"""
evaluate_tokens.py — Token-level seqeval evaluation matching the Colab training metric.

Unlike evaluate.py (which reconstructs text and runs the full NLP pipeline),
this script feeds pre-tokenized CoNLL words directly to the model, ensuring
the evaluation is identical to what Colab measured during training.

Run from NLP-intelligence/:
    python eval/evaluate_tokens.py
    python eval/evaluate_tokens.py --limit 500
"""

import os, sys, argparse
sys.path.append(os.path.dirname(os.path.dirname(os.path.abspath(__file__))))

EVAL_LABELS = {"PER", "LOC", "ORG"}   # MISC excluded — not in fine-tuned model


def parse_conll(path, limit=None):
    sentences, labels = [], []
    cur_w, cur_l = [], []
    with open(path, encoding="utf-8") as f:
        for line in f:
            line = line.rstrip()
            if line == "" or line.startswith("#"):
                if cur_w:
                    sentences.append(cur_w)
                    labels.append(cur_l)
                    cur_w, cur_l = [], []
                    if limit and len(sentences) >= limit:
                        break
            else:
                parts = line.split()
                if len(parts) >= 4:
                    cur_w.append(parts[0])
                    raw = parts[-1]
                    # Remap MISC → O so evaluation is PER/LOC/ORG only
                    cur_l.append("O" if "MISC" in raw else raw)
    if cur_w:
        sentences.append(cur_w)
        labels.append(cur_l)
    return sentences, labels


def predict_tokens(words_list, tokenizer, model, device, batch_size=32):
    """
    Run token classification on pre-tokenized word lists.
    Returns list of per-sentence label sequences aligned to original words.
    """
    import torch
    from torch.nn.functional import softmax

    all_preds = []

    for i in range(0, len(words_list), batch_size):
        if i % 200 == 0:
            print(f"  {i}/{len(words_list)} sentences...", end="\r")

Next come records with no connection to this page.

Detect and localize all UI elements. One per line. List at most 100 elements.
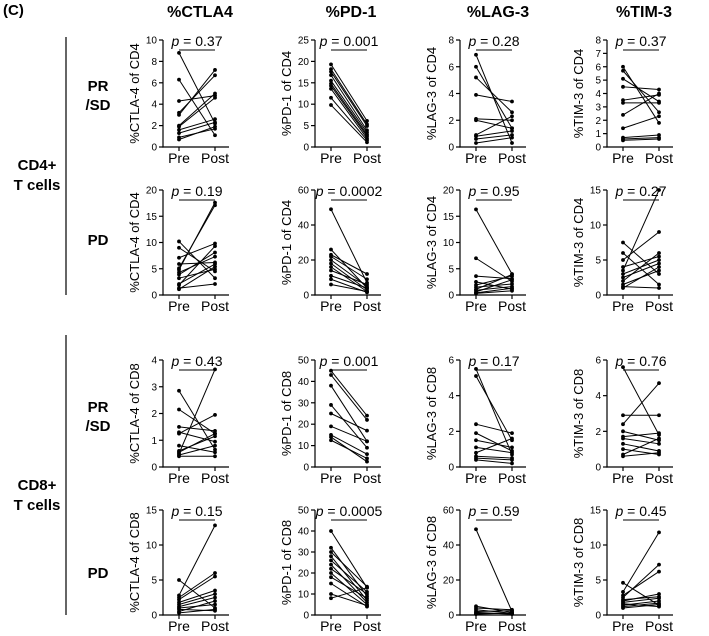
point-pre — [621, 64, 625, 69]
y-tick-label: 6 — [151, 78, 157, 89]
pair-line — [330, 254, 368, 275]
y-axis-title: %LAG-3 of CD4 — [424, 196, 439, 289]
point-pre — [621, 422, 625, 427]
y-tick-label: 6 — [595, 356, 601, 367]
pair-line — [475, 209, 513, 275]
y-tick-label: 10 — [146, 36, 158, 47]
plot-cd8-prsd-tim3: 0 2 4 6 Pre Post %TIM-3 of CD8 p = 0.76 — [571, 353, 673, 486]
pair-line — [475, 459, 513, 464]
point-post — [657, 121, 661, 125]
pair-line — [475, 275, 513, 286]
y-tick-label: 0 — [448, 463, 454, 474]
y-tick-label: 20 — [298, 569, 310, 580]
point-pre — [177, 597, 181, 602]
point-post — [510, 99, 514, 104]
point-post — [657, 562, 661, 567]
y-tick-label: 0 — [448, 291, 454, 302]
point-post — [657, 431, 661, 436]
y-tick-label: 20 — [146, 186, 158, 197]
point-post — [657, 602, 661, 607]
pair-line — [622, 115, 660, 129]
point-pre — [329, 383, 333, 388]
pair-line — [622, 452, 660, 457]
point-post — [657, 413, 661, 418]
x-label-post: Post — [201, 470, 229, 486]
point-pre — [177, 262, 181, 266]
pair-line — [178, 256, 216, 273]
point-pre — [474, 141, 478, 145]
group-label-cd8-line2: T cells — [14, 497, 61, 514]
plot-cd4-pd-pd1: 0 20 40 60 Pre Post %PD-1 of CD4 p = 0.0002 — [279, 183, 382, 314]
y-axis-title: %TIM-3 of CD8 — [571, 518, 586, 608]
point-pre — [329, 596, 333, 601]
pair-line — [178, 590, 216, 603]
point-pre — [474, 75, 478, 80]
pair-line — [178, 597, 216, 608]
pair-line — [178, 414, 216, 435]
point-pre — [329, 247, 333, 252]
pair-line — [475, 130, 513, 137]
y-tick-label: 0 — [151, 291, 157, 302]
point-post — [213, 244, 217, 249]
subgroup-label-cd8-pd: PD — [88, 565, 109, 582]
pair-line — [622, 432, 660, 438]
y-axis-title: %PD-1 of CD8 — [279, 371, 294, 456]
p-value-label: p = 0.0005 — [315, 503, 383, 519]
point-pre — [474, 527, 478, 532]
pair-line — [622, 600, 660, 606]
pair-line — [475, 455, 513, 459]
pair-line — [330, 275, 368, 289]
pair-line — [622, 602, 660, 608]
point-post — [510, 135, 514, 140]
point-post — [213, 264, 217, 269]
pair-line — [330, 209, 368, 283]
point-pre — [621, 126, 625, 131]
pair-line — [330, 263, 368, 291]
pair-line — [475, 137, 513, 144]
point-post — [213, 241, 217, 246]
y-tick-label: 0 — [303, 463, 309, 474]
p-value-label: p = 0.0002 — [315, 183, 383, 199]
point-pre — [621, 272, 625, 276]
y-tick-label: 2 — [595, 116, 601, 127]
point-post — [657, 569, 661, 574]
point-pre — [621, 68, 625, 73]
y-tick-label: 1 — [151, 436, 157, 447]
pair-line — [178, 79, 216, 136]
x-label-pre: Pre — [168, 618, 190, 634]
y-tick-label: 50 — [298, 356, 310, 367]
pair-line — [330, 374, 368, 421]
x-label-post: Post — [645, 150, 673, 166]
point-post — [510, 141, 514, 145]
point-pre — [621, 580, 625, 585]
point-post — [657, 87, 661, 92]
pair-line — [622, 604, 660, 609]
pair-line — [330, 284, 368, 292]
point-post — [365, 596, 369, 601]
point-pre — [474, 279, 478, 284]
x-label-post: Post — [353, 470, 381, 486]
pair-line — [622, 597, 660, 603]
point-post — [510, 126, 514, 131]
y-tick-label: 0 — [595, 611, 601, 622]
pair-line — [622, 86, 660, 90]
y-axis-title: %LAG-3 of CD8 — [424, 367, 439, 460]
point-pre — [474, 612, 478, 617]
x-label-pre: Pre — [612, 298, 634, 314]
plot-cd8-prsd-lag3: 0 2 4 6 Pre Post %LAG-3 of CD8 p = 0.17 — [424, 353, 526, 486]
point-post — [213, 282, 217, 286]
point-pre — [621, 286, 625, 290]
pair-line — [178, 525, 216, 596]
point-post — [510, 114, 514, 119]
y-tick-label: 4 — [595, 89, 601, 100]
pair-line — [475, 438, 513, 454]
y-axis-title: %PD-1 of CD4 — [279, 200, 294, 285]
x-label-post: Post — [498, 150, 526, 166]
x-label-post: Post — [498, 618, 526, 634]
point-post — [657, 91, 661, 96]
y-tick-label: 2 — [151, 121, 157, 132]
y-tick-label: 50 — [298, 506, 310, 517]
y-tick-label: 8 — [448, 36, 454, 47]
y-tick-label: 5 — [595, 576, 601, 587]
point-post — [657, 254, 661, 259]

        batch_words = words_list[i: i + batch_size]
        enc = tokenizer(
            batch_words,
            is_split_into_words=True,
            truncation=True,
            max_length=512,
            padding=True,
            return_tensors="pt",
        )
        # keep BatchEncoding for word_ids() before moving tensors to device
        word_ids_per_sent = [enc.word_ids(batch_index=b) for b in range(len(batch_words))]
        model_input = {k: v.to(device) for k, v in enc.items()}

        with torch.no_grad():
            logits = model(**model_input).logits  # (batch, seq, num_labels)

        preds_ids = logits.argmax(-1).cpu().tolist()

        for b_idx, words in enumerate(batch_words):
            word_ids = word_ids_per_sent[b_idx]
            word_preds = {}
            for pos, wid in enumerate(word_ids):
                if wid is None or wid in word_preds:
                    continue          # skip [CLS]/[SEP]/padding and non-first subwords
                word_preds[wid] = model.config.id2label[preds_ids[b_idx][pos]]
            sent_preds = [word_preds.get(j, "O") for j in range(len(words))]
            all_preds.append(sent_preds)

    print()
    return all_preds


def main(limit=None):
    import torch
    from transformers import AutoTokenizer, AutoModelForTokenClassification
    from seqeval.metrics import (classification_report, f1_score,
                                  precision_score, recall_score)

    base       = os.path.dirname(os.path.dirname(__file__))
    test_path  = os.path.join(base, "Data", "data", "test.txt")
    model_path = os.path.join(base, "adapters", "ner_mongolian")

    if not os.path.exists(model_path):
        print(f"ERROR: Fine-tuned model not found at {model_path}")
        print("Run fine-tuning first and place model at adapters/ner_mongolian/")
        sys.exit(1)

    print(f"Loading model from {model_path}...")
    device = torch.device("cuda" if torch.cuda.is_available() else "cpu")
    tokenizer = AutoTokenizer.from_pretrained(model_path)
    model     = AutoModelForTokenClassification.from_pretrained(model_path).to(device)
    model.eval()
    print(f"Model loaded on {device}")

    print(f"Parsing {test_path}...")
    sentences, true_labels = parse_conll(test_path, limit=limit)
    print(f"Sentences: {len(sentences)}")

    print("Running token-level prediction...")
    pred_labels = predict_tokens(sentences, tokenizer, model, device)

    print("\n" + "=" * 50)
    print("NER EVALUATION RESULTS (Token-Level, seqeval)")
    print("=" * 50)
    print(classification_report(true_labels, pred_labels))
    print(f"Overall F1:        {f1_score(true_labels, pred_labels):.4f}")
    print(f"Overall Precision: {precision_score(true_labels, pred_labels):.4f}")
    print(f"Overall Recall:    {recall_score(true_labels, pred_labels):.4f}")
    print("=" * 50)


if __name__ == "__main__":
    parser = argparse.ArgumentParser()
    parser.add_argument("--limit", type=int, default=None,
                        help="Evaluate on first N sentences only")
    args = parser.parse_args()
    main(args.limit)